As can be seen from the above description, embodiments of the present invention improve upon QFN chip package fabrication processes. First, wire bonds have improved quality. Second, the lifespan of the saw blades is increase. Third, the packages have no burrs.

Although the above description of the preferred embodiments has focused on QFN chip packages, such discussion is mainly for illustrative purposes. Similar principles may be applied to other types of chip packaging processes as desired.

The above description illustrates various embodiments of the present invention along with examples of how aspects of the present invention may be implemented. The above examples and embodiments should not be deemed to be the only embodiments, and are presented to illustrate the flexibility and advantages of the present invention as defined by the following claims. Based on the above disclosure and the following claims, other arrangements, embodiments, implementations and equivalents will be evident to those skilled in the art and may be employed without departing from the spirit and scope of the invention as defined by the claims. The terms and expressions that have been employed here are used to describe the various embodiments and examples. These terms and expressions are not to be construed as excluding equivalents of the features shown and described, or portions thereof, it being recognized that various modifications are possible within the scope of the appended claims.

Claims

1. A method of fabricating a chip package, comprising the steps of:

forming a stamped lead frame by stamping a thin metal material;

forming a die pad and a lead shrink on one side of said stamped lead frame;

mounting a die on said die pad;

wire bonding between said die and said lead shrink to produce a wire bond therebetween;

encapsulating said die and said wire bond with a molding compound on said one side of said stamped lead frame;

removing said stamped lead frame after said step of encapsulating; and

sawing said molding compound after said step of removing said stamped lead frame.
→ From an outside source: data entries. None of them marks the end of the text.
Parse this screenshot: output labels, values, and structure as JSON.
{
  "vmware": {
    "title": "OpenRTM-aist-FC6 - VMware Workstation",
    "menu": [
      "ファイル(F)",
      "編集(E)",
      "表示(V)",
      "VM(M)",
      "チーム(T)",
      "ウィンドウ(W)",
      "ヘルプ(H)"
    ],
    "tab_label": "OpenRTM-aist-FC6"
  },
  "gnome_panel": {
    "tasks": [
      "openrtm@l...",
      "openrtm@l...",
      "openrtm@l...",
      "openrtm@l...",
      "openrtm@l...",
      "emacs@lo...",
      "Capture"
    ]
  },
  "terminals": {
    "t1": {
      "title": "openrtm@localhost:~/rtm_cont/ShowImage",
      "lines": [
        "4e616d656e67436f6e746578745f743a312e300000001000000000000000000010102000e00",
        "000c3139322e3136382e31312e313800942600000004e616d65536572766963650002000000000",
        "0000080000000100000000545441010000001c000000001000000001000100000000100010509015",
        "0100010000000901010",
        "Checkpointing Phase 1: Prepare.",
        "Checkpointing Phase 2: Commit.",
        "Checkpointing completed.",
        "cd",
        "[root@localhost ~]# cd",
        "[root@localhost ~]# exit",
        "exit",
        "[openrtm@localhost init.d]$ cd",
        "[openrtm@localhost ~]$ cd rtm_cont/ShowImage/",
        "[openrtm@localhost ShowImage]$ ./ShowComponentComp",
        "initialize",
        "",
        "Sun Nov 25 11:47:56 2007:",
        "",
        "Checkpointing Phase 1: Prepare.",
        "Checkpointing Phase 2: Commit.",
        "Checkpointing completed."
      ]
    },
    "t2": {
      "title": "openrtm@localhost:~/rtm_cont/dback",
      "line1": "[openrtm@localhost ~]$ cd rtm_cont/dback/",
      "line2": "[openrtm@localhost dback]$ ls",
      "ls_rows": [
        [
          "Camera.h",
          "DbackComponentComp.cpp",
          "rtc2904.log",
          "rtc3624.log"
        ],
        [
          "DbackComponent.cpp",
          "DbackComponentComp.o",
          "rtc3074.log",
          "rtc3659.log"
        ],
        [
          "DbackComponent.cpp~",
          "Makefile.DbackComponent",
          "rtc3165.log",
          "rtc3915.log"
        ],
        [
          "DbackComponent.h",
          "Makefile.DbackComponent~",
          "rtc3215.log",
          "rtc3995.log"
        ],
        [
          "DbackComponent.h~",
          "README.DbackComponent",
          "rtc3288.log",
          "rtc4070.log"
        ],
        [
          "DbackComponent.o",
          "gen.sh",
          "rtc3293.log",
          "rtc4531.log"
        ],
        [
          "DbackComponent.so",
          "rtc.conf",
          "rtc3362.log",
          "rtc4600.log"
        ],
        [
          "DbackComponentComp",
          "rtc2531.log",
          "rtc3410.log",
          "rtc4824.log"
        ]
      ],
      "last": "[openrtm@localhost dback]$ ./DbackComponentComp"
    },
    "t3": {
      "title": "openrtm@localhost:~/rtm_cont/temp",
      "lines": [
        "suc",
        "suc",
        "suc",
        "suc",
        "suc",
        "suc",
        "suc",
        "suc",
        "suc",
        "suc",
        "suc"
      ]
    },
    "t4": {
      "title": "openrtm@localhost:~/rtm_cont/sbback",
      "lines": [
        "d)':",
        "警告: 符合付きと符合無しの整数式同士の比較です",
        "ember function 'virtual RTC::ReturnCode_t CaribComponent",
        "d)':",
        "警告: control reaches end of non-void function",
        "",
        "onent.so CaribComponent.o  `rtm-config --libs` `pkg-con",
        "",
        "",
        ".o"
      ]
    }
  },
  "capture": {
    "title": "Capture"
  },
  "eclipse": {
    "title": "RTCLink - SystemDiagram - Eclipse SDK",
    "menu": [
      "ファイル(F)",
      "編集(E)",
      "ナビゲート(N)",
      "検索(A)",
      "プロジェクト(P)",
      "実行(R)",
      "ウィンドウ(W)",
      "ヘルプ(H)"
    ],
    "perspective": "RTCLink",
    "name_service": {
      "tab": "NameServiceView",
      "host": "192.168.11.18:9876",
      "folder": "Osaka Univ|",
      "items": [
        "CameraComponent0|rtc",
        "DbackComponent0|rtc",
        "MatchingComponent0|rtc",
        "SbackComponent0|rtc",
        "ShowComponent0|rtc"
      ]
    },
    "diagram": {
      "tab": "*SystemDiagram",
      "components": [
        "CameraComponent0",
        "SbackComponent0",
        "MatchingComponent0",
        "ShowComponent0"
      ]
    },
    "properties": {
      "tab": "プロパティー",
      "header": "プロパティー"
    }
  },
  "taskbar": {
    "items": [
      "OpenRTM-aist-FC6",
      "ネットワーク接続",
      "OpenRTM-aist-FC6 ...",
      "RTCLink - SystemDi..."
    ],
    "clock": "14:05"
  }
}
2. The method of claim 1, wherein said step of forming said stamped lead frame includes providing said thin metal material having a thickness of between approximately 0.10 mm and 0.30 mm.

3. The method of claim 1, wherein said step of forming said stamped lead frame includes stamping a hole in said thin metal material.

4. The method of claim 1, wherein said thin metal material comprises a copper alloy material.

5. The method of claim 1, wherein said die pad and said lead shrink are formed on a top side of said stamped lead frame.

6. The method of claim 1, wherein said step of performing wire bonding is performed in an absence of mounting tape.

7. The method of claim 1, wherein said step of encapsulating excludes encapsulating said stamped lead frame.

8. A chip package, said chip package produced by a method comprising the steps of:

forming a stamped lead frame by stamping a thin metal material;

forming a die pad and a lead shrink on one side of said stamped lead frame;

mounting a die on said die pad;

wire bonding between said die and said lead shrink to produce a wire bond therebetween;

encapsulating said die and said wire bond with a molding compound on said one side of said stamped lead frame;

removing said stamped lead frame after said step of encapsulating; and

sawing said molding compound after said step of removing said stamped lead frame.

9. The chip package of claim 8, wherein said step of forming said stamped lead frame includes providing said thin metal material having a thickness of between approximately 0.10 mm and 0.30 mm.

10. The chip package of claim 8, wherein said step of forming said stamped lead frame includes stamping a hole in said thin metal material.

11. The chip package of claim 8, wherein said thin metal material comprises a copper alloy material.

12. The chip package of claim 8, wherein said die pad and said lead shrink are formed on a top side of said stamped lead frame.

13. The chip package of claim 8, wherein said step of performing wire bonding is performed in an absence of mounting tape.

14. The chip package of claim 8, wherein said step of encapsulating excludes encapsulating said stamped lead frame.